Proper Etiquette Relationships

The Cost of Unconditional Love

With great love come great burdens, obligations, responsibilities, and duties. This is true for all love, whether it is romantic, filial, extended family, or friends. Unconditional love is not without a cost and that price includes making sure that we conduct ourselves as being worthy of such love.

There are many ways in which we can make sure that we conduct ourselves properly. We can listen more than we speak, we can be mindful of our words, we can be more giving to others, we can be more understanding of others, and more. As I have said before, social media gives a false impression of closeness and unity while actually dividing people through sophisticated psychological methods. It has turned us into a self-righteous, self-absorbed, vane and judgmental species with an almost complete lack of empathy.

If we look around in nature, we can find many examples of unconditional love. Whales, birds, foxes, wolves, otters, seahorses, coyotes, owls, eagles, geese, penguins, monkeys, hawks, and many others, choose mates for life. Most of us don’t have to look farther than to our devoted pets at home to find excellent examples of unconditional love. One reason people are parting ways today, whether through romance or family and friend relationships, is because they have not been taught (or they have forgotten) how to love others unconditionally. This means knowing when to disagree or argue, when to let it rest, and allowing a person to be himself or herself even if it is not in line with who we are. We may shake our heads and roll our eyes, but we love the person in spite of his or her idiosyncrasies. We are devoted to who they are spiritually. This also means having compassion for others and reaching out to help them when they need anything. Life has continuous uncertainty, coupled with an ability to turn a person’s life upside down in a single moment. We need people on whom we can rely and they need our reliability as desperately.

Everyone pays for unconditional love, whether it is a parent, a child, a sibling, a friend, or a lover. There is abundant risk in loving someone in any form, as people eventually will be separated for ridiculous, benign reasons or through great tragedy. One way that we can minimize the pain we bring to others is by being dependable. We must hold ourselves to a higher standard and to our promises, as we are nothing if we are not as good as our word. It can be costly to be otherwise.

For example, let us imagine that someone you love asks you to let him or her know when you arrive home so that they are aware that you are safe. You agree but perhaps you get home and your phone battery is dead, you forget, you are just too tired or perhaps there is another reason. This person may try to reach you and stay up all night worried. In today’s world, the lack of dependability is so common that we are never sure when it is appropriate to act. In turn, perhaps you did not arrive home safely and you are in need of help. Is the person going to come looking for you? Not necessarily because the person likely will assume that you forgot, but he or she will still worry about you anyway. Is he or she going to call your boss, call your neighbors, send out a search party or anything else?
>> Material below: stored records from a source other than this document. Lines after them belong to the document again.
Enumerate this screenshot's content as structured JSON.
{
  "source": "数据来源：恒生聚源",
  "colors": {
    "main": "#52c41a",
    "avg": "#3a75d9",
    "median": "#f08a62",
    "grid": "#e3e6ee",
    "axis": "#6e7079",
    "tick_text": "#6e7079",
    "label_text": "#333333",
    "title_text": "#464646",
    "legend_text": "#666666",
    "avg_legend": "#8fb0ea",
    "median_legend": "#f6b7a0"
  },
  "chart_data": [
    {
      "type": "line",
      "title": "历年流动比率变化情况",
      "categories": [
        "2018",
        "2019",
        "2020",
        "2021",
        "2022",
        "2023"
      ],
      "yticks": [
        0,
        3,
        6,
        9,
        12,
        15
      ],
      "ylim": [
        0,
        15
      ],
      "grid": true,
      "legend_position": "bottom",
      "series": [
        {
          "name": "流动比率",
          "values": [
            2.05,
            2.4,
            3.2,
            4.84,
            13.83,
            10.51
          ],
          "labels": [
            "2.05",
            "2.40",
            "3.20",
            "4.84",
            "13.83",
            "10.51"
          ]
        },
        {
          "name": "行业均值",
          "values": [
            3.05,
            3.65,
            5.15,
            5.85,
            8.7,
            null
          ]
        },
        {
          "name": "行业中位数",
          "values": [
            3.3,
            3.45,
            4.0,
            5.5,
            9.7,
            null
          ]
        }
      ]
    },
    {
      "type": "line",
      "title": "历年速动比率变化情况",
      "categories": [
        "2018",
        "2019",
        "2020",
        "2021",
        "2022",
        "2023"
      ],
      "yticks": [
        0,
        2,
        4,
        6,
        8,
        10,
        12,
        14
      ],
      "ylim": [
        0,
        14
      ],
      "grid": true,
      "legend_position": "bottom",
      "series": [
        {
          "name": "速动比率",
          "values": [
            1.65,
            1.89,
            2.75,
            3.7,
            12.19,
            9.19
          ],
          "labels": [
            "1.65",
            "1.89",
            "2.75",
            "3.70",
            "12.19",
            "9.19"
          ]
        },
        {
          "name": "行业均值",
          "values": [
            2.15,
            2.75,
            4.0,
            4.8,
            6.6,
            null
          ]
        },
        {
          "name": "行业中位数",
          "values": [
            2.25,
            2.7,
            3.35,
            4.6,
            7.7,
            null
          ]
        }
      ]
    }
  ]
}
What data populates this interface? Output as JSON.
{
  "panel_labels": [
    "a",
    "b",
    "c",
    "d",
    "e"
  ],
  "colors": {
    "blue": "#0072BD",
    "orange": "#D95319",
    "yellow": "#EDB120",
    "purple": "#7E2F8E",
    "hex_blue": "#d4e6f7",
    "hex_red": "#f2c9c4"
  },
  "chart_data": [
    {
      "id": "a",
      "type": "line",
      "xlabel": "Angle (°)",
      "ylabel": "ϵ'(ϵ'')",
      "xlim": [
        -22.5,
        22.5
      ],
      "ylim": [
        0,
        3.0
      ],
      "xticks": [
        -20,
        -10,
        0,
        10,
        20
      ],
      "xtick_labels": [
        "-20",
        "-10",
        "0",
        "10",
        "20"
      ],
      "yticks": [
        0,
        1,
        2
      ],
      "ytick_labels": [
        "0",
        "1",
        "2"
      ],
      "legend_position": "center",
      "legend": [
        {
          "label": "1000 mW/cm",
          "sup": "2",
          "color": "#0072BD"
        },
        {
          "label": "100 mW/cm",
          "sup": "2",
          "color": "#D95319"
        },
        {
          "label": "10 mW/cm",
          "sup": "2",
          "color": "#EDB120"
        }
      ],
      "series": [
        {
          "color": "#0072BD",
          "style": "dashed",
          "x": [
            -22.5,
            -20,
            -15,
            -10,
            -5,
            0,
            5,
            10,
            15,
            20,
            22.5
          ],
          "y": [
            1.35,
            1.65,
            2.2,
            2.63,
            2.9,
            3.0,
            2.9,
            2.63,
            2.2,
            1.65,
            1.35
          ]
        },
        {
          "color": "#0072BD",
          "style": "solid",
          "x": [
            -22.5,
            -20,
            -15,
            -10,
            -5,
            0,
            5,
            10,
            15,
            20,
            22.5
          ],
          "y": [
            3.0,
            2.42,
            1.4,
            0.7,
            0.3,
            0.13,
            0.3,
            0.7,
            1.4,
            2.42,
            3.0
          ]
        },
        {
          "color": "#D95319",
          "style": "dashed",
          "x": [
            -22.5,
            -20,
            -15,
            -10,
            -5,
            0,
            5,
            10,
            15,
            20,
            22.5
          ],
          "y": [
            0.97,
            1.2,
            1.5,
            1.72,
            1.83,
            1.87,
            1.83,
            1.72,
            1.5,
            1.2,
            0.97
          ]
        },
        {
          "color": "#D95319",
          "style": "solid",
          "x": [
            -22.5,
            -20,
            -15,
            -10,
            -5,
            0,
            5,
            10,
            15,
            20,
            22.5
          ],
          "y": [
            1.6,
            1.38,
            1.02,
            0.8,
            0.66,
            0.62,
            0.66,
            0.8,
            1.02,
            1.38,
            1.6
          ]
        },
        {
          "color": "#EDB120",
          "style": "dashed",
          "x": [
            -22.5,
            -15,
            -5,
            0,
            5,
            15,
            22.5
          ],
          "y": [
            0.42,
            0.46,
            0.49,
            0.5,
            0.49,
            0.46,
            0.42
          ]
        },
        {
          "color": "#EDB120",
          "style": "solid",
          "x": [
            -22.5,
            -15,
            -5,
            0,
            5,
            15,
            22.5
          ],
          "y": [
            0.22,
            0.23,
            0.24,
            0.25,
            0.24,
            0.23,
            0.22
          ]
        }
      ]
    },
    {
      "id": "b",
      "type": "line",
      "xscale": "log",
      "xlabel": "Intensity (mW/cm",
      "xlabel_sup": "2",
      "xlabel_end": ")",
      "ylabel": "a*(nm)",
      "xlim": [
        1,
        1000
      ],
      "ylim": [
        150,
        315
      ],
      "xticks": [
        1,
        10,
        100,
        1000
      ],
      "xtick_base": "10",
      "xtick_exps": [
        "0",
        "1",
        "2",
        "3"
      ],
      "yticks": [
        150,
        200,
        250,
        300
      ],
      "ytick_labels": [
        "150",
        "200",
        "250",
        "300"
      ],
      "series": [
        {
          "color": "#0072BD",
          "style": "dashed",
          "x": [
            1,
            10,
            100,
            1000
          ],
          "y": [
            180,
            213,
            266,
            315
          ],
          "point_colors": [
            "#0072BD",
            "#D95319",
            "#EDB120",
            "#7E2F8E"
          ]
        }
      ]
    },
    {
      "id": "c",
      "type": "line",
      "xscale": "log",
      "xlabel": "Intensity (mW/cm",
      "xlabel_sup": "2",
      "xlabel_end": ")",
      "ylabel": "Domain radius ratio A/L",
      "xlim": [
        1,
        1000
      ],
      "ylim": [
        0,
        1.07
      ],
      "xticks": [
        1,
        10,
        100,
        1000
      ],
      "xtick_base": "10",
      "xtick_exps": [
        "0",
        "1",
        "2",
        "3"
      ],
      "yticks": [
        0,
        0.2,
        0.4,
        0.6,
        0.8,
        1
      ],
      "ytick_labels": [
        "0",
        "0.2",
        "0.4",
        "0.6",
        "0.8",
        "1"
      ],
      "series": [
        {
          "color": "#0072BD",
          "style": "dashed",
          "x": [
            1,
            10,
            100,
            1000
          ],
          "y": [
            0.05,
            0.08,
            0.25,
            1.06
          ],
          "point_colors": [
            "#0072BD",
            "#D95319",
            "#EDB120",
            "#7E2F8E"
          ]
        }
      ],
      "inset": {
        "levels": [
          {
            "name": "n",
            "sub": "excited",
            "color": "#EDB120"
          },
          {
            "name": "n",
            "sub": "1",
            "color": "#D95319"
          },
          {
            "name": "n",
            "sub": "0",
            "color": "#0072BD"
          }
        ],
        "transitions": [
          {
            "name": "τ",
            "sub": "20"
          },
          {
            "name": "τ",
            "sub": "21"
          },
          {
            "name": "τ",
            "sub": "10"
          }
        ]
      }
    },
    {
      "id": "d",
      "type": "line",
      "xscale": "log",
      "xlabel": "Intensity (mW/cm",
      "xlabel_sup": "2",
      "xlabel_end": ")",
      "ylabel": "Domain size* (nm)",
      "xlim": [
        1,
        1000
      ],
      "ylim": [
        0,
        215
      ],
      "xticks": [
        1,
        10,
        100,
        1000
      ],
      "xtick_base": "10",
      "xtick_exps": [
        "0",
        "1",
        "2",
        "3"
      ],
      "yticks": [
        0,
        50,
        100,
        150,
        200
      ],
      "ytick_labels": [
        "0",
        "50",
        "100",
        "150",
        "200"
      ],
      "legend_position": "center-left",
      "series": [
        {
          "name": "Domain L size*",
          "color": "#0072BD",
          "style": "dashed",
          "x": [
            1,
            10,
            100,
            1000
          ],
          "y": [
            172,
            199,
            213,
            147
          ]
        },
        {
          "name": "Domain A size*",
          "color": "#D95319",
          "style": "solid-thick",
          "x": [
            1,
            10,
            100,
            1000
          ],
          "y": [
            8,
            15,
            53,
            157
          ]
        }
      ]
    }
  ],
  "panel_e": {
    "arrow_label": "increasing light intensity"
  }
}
Not if you consistently fall back on your word. It is important to be as good as your word no matter what you have to do to make it happen, because you could find yourself in a situation where you genuinely need help. It could save your life. It also is not fair to the other person to make him or her worry, but that is one cost of unconditional love.

We put ourselves out there anytime we give or receive love. It is the nature of our existence. It will bring joy and pain. Even so, we must strive to be our very best in order to give of ourselves in our purest form, and to receive the greatest gift life has to offer: Unconditional love.

Let us strive to be the very best version of ourselves.